George burst out laughing at the idea of this aquatic meeting. "What's the row there, you two?" Rawdon shouted out, rattling the box. Amelia was making a fool of herself in an absurd hysterical manner, and retired to her own room to whimper in private.

Our history is destined in this chapter to go backwards and forwards in a very irresolute manner seemingly, and having conducted our story to to-morrow presently, we shall immediately again have occasion to step back to yesterday, so that the whole of the tale may get a hearing. As you behold at her Majesty's drawing-room, the ambassadors' and high dignitaries' carriages whisk off from a private door, while Captain Jones's ladies are waiting for their fly: as you see in the Secretary of the Treasury's antechamber, a half-dozen of petitioners waiting patiently for their audience, and called out one by one, when suddenly an Irish member or some eminent personage enters the apartment, and instantly walks into Mr. Under- Secretary over the heads of all the people present: so in the conduct of a tale, the romancer is obliged to exercise this most partial sort of justice.

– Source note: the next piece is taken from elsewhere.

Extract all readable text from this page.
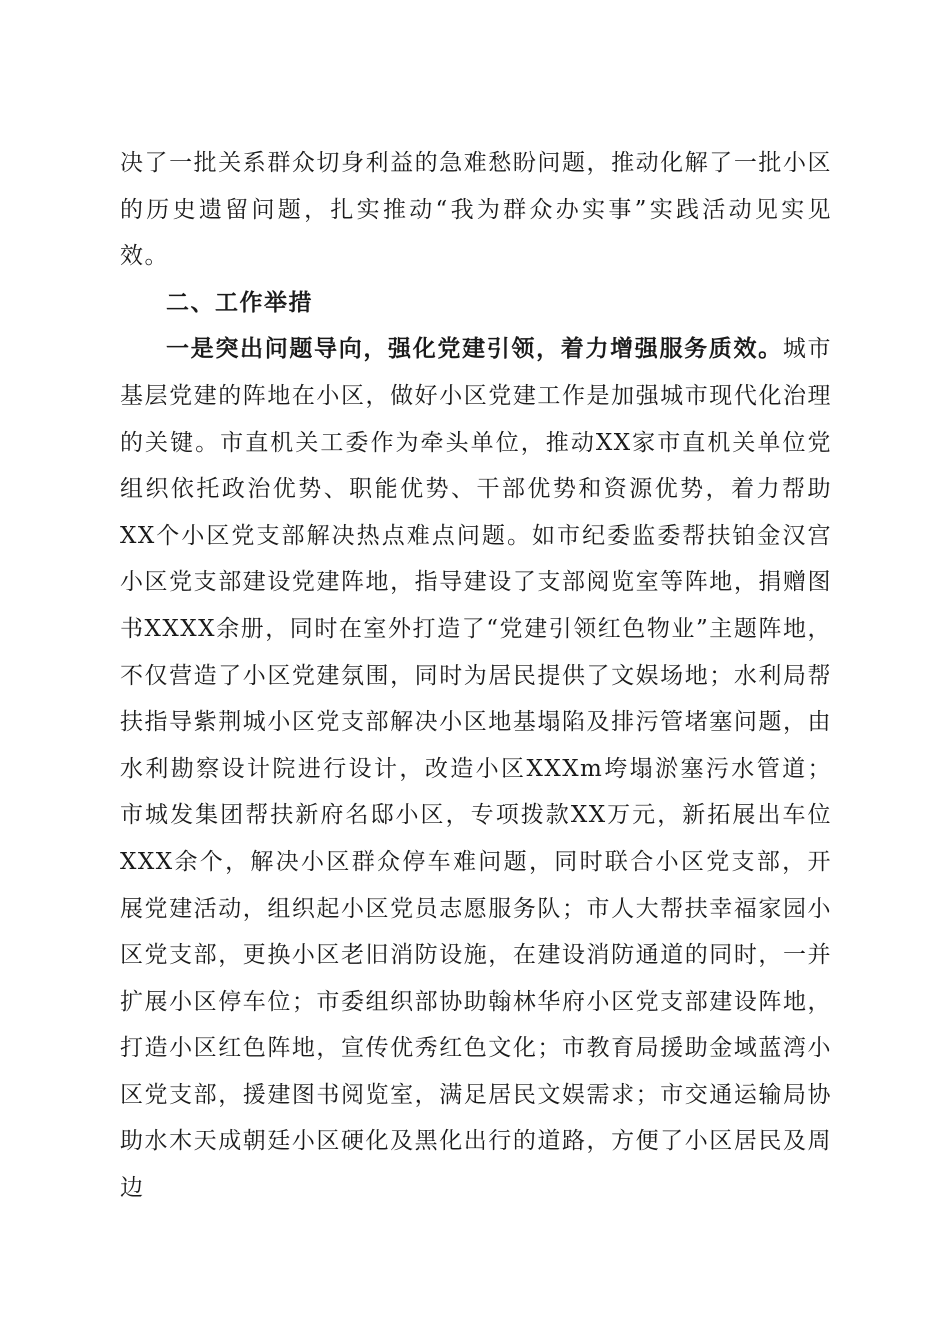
决了一批关系群众切身利益的急难愁盼问题，推动化解了一批小区的历史遗留问题，扎实推动“我为群众办实事”实践活动见实见效。

二、工作举措

一是突出问题导向，强化党建引领，着力增强服务质效。城市基层党建的阵地在小区，做好小区党建工作是加强城市现代化治理的关键。市直机关工委作为牵头单位，推动XX家市直机关单位党组织依托政治优势、职能优势、干部优势和资源优势，着力帮助XX个小区党支部解决热点难点问题。如市纪委监委帮扶铂金汉宫小区党支部建设党建阵地，指导建设了支部阅览室等阵地，捐赠图书XXXX余册，同时在室外打造了“党建引领红色物业”主题阵地，不仅营造了小区党建氛围，同时为居民提供了文娱场地；水利局帮扶指导紫荆城小区党支部解决小区地基塌陷及排污管堵塞问题，由水利勘察设计院进行设计，改造小区XXXm垮塌淤塞污水管道；市城发集团帮扶新府名邸小区，专项拨款XX万元，新拓展出车位XXX余个，解决小区群众停车难问题，同时联合小区党支部，开展党建活动，组织起小区党员志愿服务队；市人大帮扶幸福家园小区党支部，更换小区老旧消防设施，在建设消防通道的同时，一并扩展小区停车位；市委组织部协助翰林华府小区党支部建设阵地，打造小区红色阵地，宣传优秀红色文化；市教育局援助金域蓝湾小区党支部，援建图书阅览室，满足居民文娱需求；市交通运输局协助水木天成朝廷小区硬化及黑化出行的道路，方便了小区居民及周边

Although all the little incidents must be heard, yet they must be put off when the great events make their appearance; and surely such a circumstance as that which brought Dobbin to Brighton, viz., the ordering out of the Guards and the line to Belgium, and the mustering of the allied armies in that country under the command of his Grace the Duke of Wellington — such a dignified circumstance as that, I say, was entitled to the pas over all minor occurrences whereof this history is composed mainly, and hence a little trifling disarrangement and disorder was excusable and becoming. We have only now advanced in time so far beyond Chapter 22 as to have got our various characters up into their dressing-rooms before the dinner, which took place as usual on the day of Dobbin's arrival.